L’11 giugno 1917, il colonnello comandante il 61° reggimento scrive: « A me e agli ufficiali non resta altro che metterci in salvo, poiché da Pietrogrado è giunto un soldato della 5a compagnia, un leninista... Molti tra i migliori soldati e ufficiali sono già scappati...». La comparsa di un solo leninista in un reggimento era sufficiente perché gli ufficiali si mettessero a scappare. È chiaro che il soldato appena arrivato aveva la funzione del primo cristallo in una soluzione satura. Del resto, non c’è da pensare che fosse necessariamente un bolscevico. In quel periodo, il comando chiamava leninista qualsiasi soldato che alzasse la voce contro l’offensiva più arditamente degli altri. Tra questi « leninisti » ce n’erano molti che credevano sinceramente che Lenin fosse stato inviato da Guglielmo II. Il comandante del 61° reggimento tentò di intimorire i suoi soldati minacciandoli di repressioni da parte del governo. Uno dei suoi uomini replicò: « Abbiamo rovesciato il vecchio governo, butteremo all’aria anche Kerensky ». Era un linguaggio nuovo. I soldati si nutrivano dell’agitazione dei bolscevichi, ma andavano più avanti.

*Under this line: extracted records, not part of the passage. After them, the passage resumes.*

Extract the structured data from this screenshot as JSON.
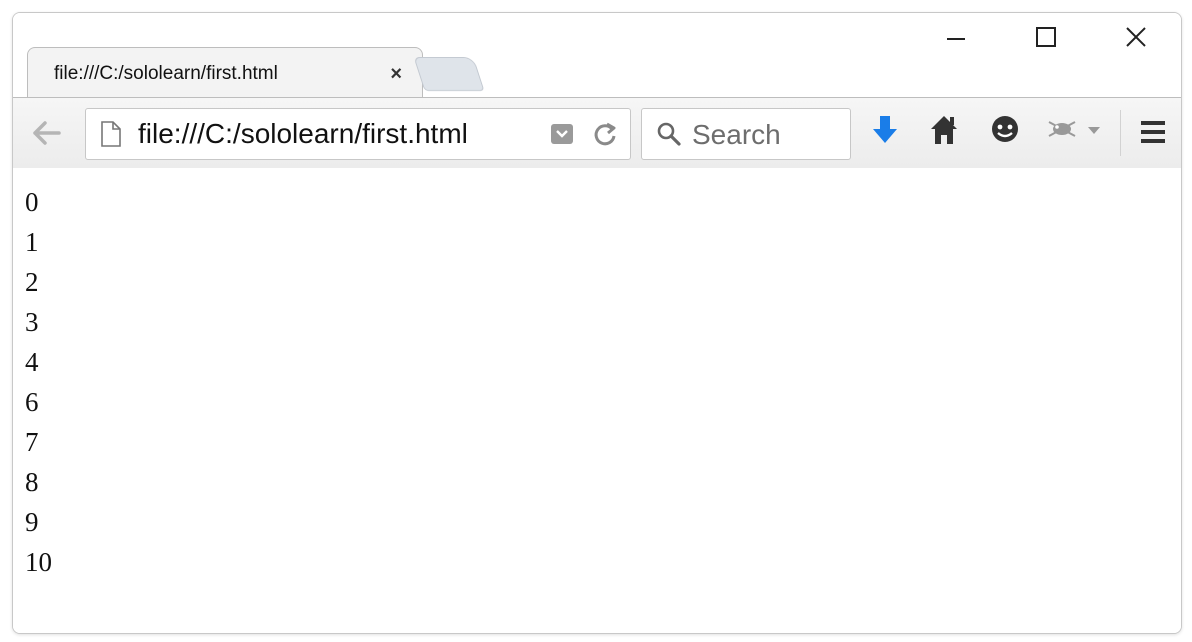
{
  "window": {
    "controls": {
      "minimize_icon": "minimize-icon",
      "maximize_icon": "maximize-icon",
      "close_icon": "close-icon"
    }
  },
  "tab": {
    "title": "file:///C:/sololearn/first.html",
    "close_label": "×"
  },
  "toolbar": {
    "url": "file:///C:/sololearn/first.html",
    "search_placeholder": "Search",
    "icons": [
      "back-arrow-icon",
      "page-icon",
      "reader-view-icon",
      "reload-icon",
      "search-icon",
      "download-icon",
      "home-icon",
      "chat-icon",
      "addon-icon",
      "chevron-down-icon",
      "hamburger-menu-icon"
    ],
    "accent": "#1a7de8"
  },
  "page": {
    "lines": [
      "0",
      "1",
      "2",
      "3",
      "4",
      "6",
      "7",
      "8",
      "9",
      "10"
    ]
  }
}
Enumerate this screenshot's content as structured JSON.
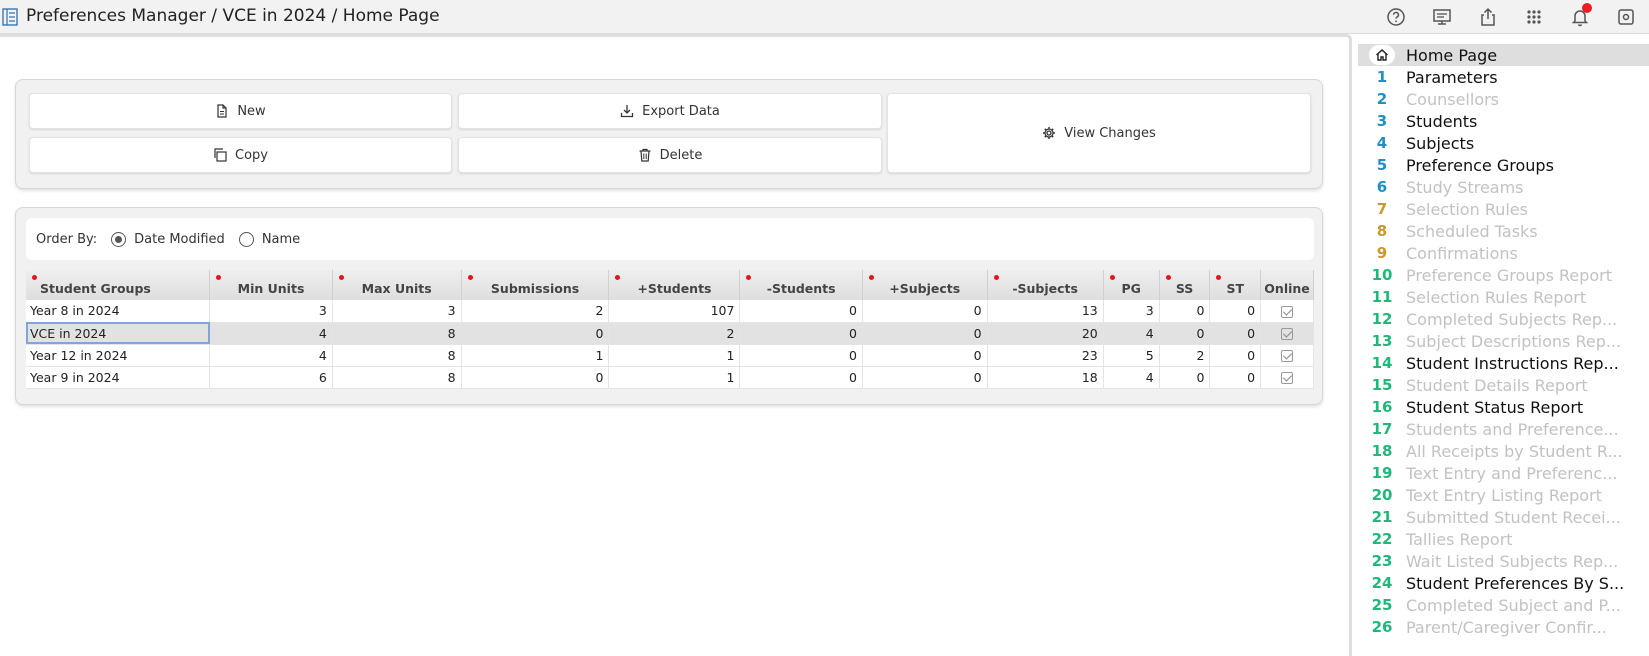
{
  "header": {
    "title": "Preferences Manager / VCE in 2024 / Home Page"
  },
  "toolbar_icons": [
    "help-icon",
    "presentation-icon",
    "share-icon",
    "apps-grid-icon",
    "bell-icon",
    "settings-icon"
  ],
  "actions": {
    "new_label": "New",
    "export_label": "Export Data",
    "copy_label": "Copy",
    "delete_label": "Delete",
    "view_changes_label": "View Changes"
  },
  "order_by": {
    "label": "Order By:",
    "options": [
      "Date Modified",
      "Name"
    ],
    "selected": "Date Modified"
  },
  "table": {
    "columns": [
      "Student Groups",
      "Min Units",
      "Max Units",
      "Submissions",
      "+Students",
      "-Students",
      "+Subjects",
      "-Subjects",
      "PG",
      "SS",
      "ST",
      "Online"
    ],
    "rows": [
      {
        "name": "Year 8 in 2024",
        "min": "3",
        "max": "3",
        "submissions": "2",
        "plus_students": "107",
        "minus_students": "0",
        "plus_subjects": "0",
        "minus_subjects": "13",
        "pg": "3",
        "ss": "0",
        "st": "0",
        "online": true
      },
      {
        "name": "VCE in 2024",
        "min": "4",
        "max": "8",
        "submissions": "0",
        "plus_students": "2",
        "minus_students": "0",
        "plus_subjects": "0",
        "minus_subjects": "20",
        "pg": "4",
        "ss": "0",
        "st": "0",
        "online": true
      },
      {
        "name": "Year 12 in 2024",
        "min": "4",
        "max": "8",
        "submissions": "1",
        "plus_students": "1",
        "minus_students": "0",
        "plus_subjects": "0",
        "minus_subjects": "23",
        "pg": "5",
        "ss": "2",
        "st": "0",
        "online": true
      },
      {
        "name": "Year 9 in 2024",
        "min": "6",
        "max": "8",
        "submissions": "0",
        "plus_students": "1",
        "minus_students": "0",
        "plus_subjects": "0",
        "minus_subjects": "18",
        "pg": "4",
        "ss": "0",
        "st": "0",
        "online": true
      }
    ]
  },
  "nav": {
    "home_label": "Home Page",
    "items": [
      {
        "num": "1",
        "label": "Parameters",
        "enabled": true,
        "color": "#1f8fc6"
      },
      {
        "num": "2",
        "label": "Counsellors",
        "enabled": false,
        "color": "#1f8fc6"
      },
      {
        "num": "3",
        "label": "Students",
        "enabled": true,
        "color": "#1f8fc6"
      },
      {
        "num": "4",
        "label": "Subjects",
        "enabled": true,
        "color": "#1f8fc6"
      },
      {
        "num": "5",
        "label": "Preference Groups",
        "enabled": true,
        "color": "#1f8fc6"
      },
      {
        "num": "6",
        "label": "Study Streams",
        "enabled": false,
        "color": "#1f8fc6"
      },
      {
        "num": "7",
        "label": "Selection Rules",
        "enabled": false,
        "color": "#c79a2a"
      },
      {
        "num": "8",
        "label": "Scheduled Tasks",
        "enabled": false,
        "color": "#c79a2a"
      },
      {
        "num": "9",
        "label": "Confirmations",
        "enabled": false,
        "color": "#c79a2a"
      },
      {
        "num": "10",
        "label": "Preference Groups Report",
        "enabled": false,
        "color": "#1fb87a"
      },
      {
        "num": "11",
        "label": "Selection Rules Report",
        "enabled": false,
        "color": "#1fb87a"
      },
      {
        "num": "12",
        "label": "Completed Subjects Rep...",
        "enabled": false,
        "color": "#1fb87a"
      },
      {
        "num": "13",
        "label": "Subject Descriptions Rep...",
        "enabled": false,
        "color": "#1fb87a"
      },
      {
        "num": "14",
        "label": "Student Instructions Rep...",
        "enabled": true,
        "color": "#1fb87a"
      },
      {
        "num": "15",
        "label": "Student Details Report",
        "enabled": false,
        "color": "#1fb87a"
      },
      {
        "num": "16",
        "label": "Student Status Report",
        "enabled": true,
        "color": "#1fb87a"
      },
      {
        "num": "17",
        "label": "Students and Preference...",
        "enabled": false,
        "color": "#1fb87a"
      },
      {
        "num": "18",
        "label": "All Receipts by Student R...",
        "enabled": false,
        "color": "#1fb87a"
      },
      {
        "num": "19",
        "label": "Text Entry and Preferenc...",
        "enabled": false,
        "color": "#1fb87a"
      },
      {
        "num": "20",
        "label": "Text Entry Listing Report",
        "enabled": false,
        "color": "#1fb87a"
      },
      {
        "num": "21",
        "label": "Submitted Student Recei...",
        "enabled": false,
        "color": "#1fb87a"
      },
      {
        "num": "22",
        "label": "Tallies Report",
        "enabled": false,
        "color": "#1fb87a"
      },
      {
        "num": "23",
        "label": "Wait Listed Subjects Rep...",
        "enabled": false,
        "color": "#1fb87a"
      },
      {
        "num": "24",
        "label": "Student Preferences By S...",
        "enabled": true,
        "color": "#1fb87a"
      },
      {
        "num": "25",
        "label": "Completed Subject and P...",
        "enabled": false,
        "color": "#1fb87a"
      },
      {
        "num": "26",
        "label": "Parent/Caregiver Confir...",
        "enabled": false,
        "color": "#1fb87a"
      }
    ]
  }
}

Già alla fine di aprile la flotta del Mar Nero, che era sotto la direzione dei socialrivoluzionari ed era considerata, contrariamente agli equipaggi di Kronstadt, come la cittadella del patriottismo, aveva inviato in tutto il paese una delegazione speciale di trecento uomini, con alla testa lo sbrigativo studente Batkin, travestito da marinaio. Questa delegazione aveva proprio l’aria di una mascherata; ma vi si intravedeva pure un sincero entusiasmo. Essa diffondeva nel paese l’idea della guerra sino alla vittoria, ma, da una settimana all’altra, gli ascoltatori divenivano più ostili. Mentre quelli del Mar Nero abbassavano sempre più il tono nella loro predica per l’offensiva, arrivava a Sebastopoli una delegazione del Baltico per predicare la pace. Gli uomini del Nord avevano nel Sud più successo che gli uomini del Sud nel Nord. Sotto l’influenza dei marinai di Kronstadt, l’8 giugno quelli di Sebastopoli prendevano l’iniziativa di disarmare il comando e di arrestare gli ufficiali più detestati.

Alla seduta del Soviet del 9 giugno, Trotsky domandava come mai « si fosse verificata una simile esplosione in un momento così critico nella flotta modello del Mar Nero che aveva inviato in tutto il paese delegazioni patriottiche, nel covo del patriottismo organizzato. Che cosa significava tutto ciò?». Non ebbe risposta. Nell’esercito, la mancanza di autorità e lo smarrimento erano una tortura per tutti, soldati, ufficiali e membri dei comitati. Tutti sentivano il bisogno immediato di una via d’uscita. Quelli che stavano in alto supponevano che l’offensiva avrebbe posto fine alla confusione e avrebbe chiarito le cose. In un certo senso, era giusto. Se a Pietrogrado Tseretelli e Cernov si pronunciavano in favore dell’offensiva, adattandosi a tutte le modulazioni della retorica democratica, sul fronte i membri dei comitati dovevano, di concerto con gli ufficiali, iniziare la lotta contro il nuovo regime nell’esercito, senza di cui la rivoluzione era inconcepibile, ma che era incompatibile con la guerra. I risultati dell’evoluzione si manifestarono rapidamente. « I membri dei comitati si orientavano ogni giorno di più verso destra — racconta un ufficiale di marina —, ma nello stesso tempo perdevano di tutta evidenza la loro autorità tra i marinai e i soldati ». E per la guerra c’era appunto bisogno dei soldati e dei marinai.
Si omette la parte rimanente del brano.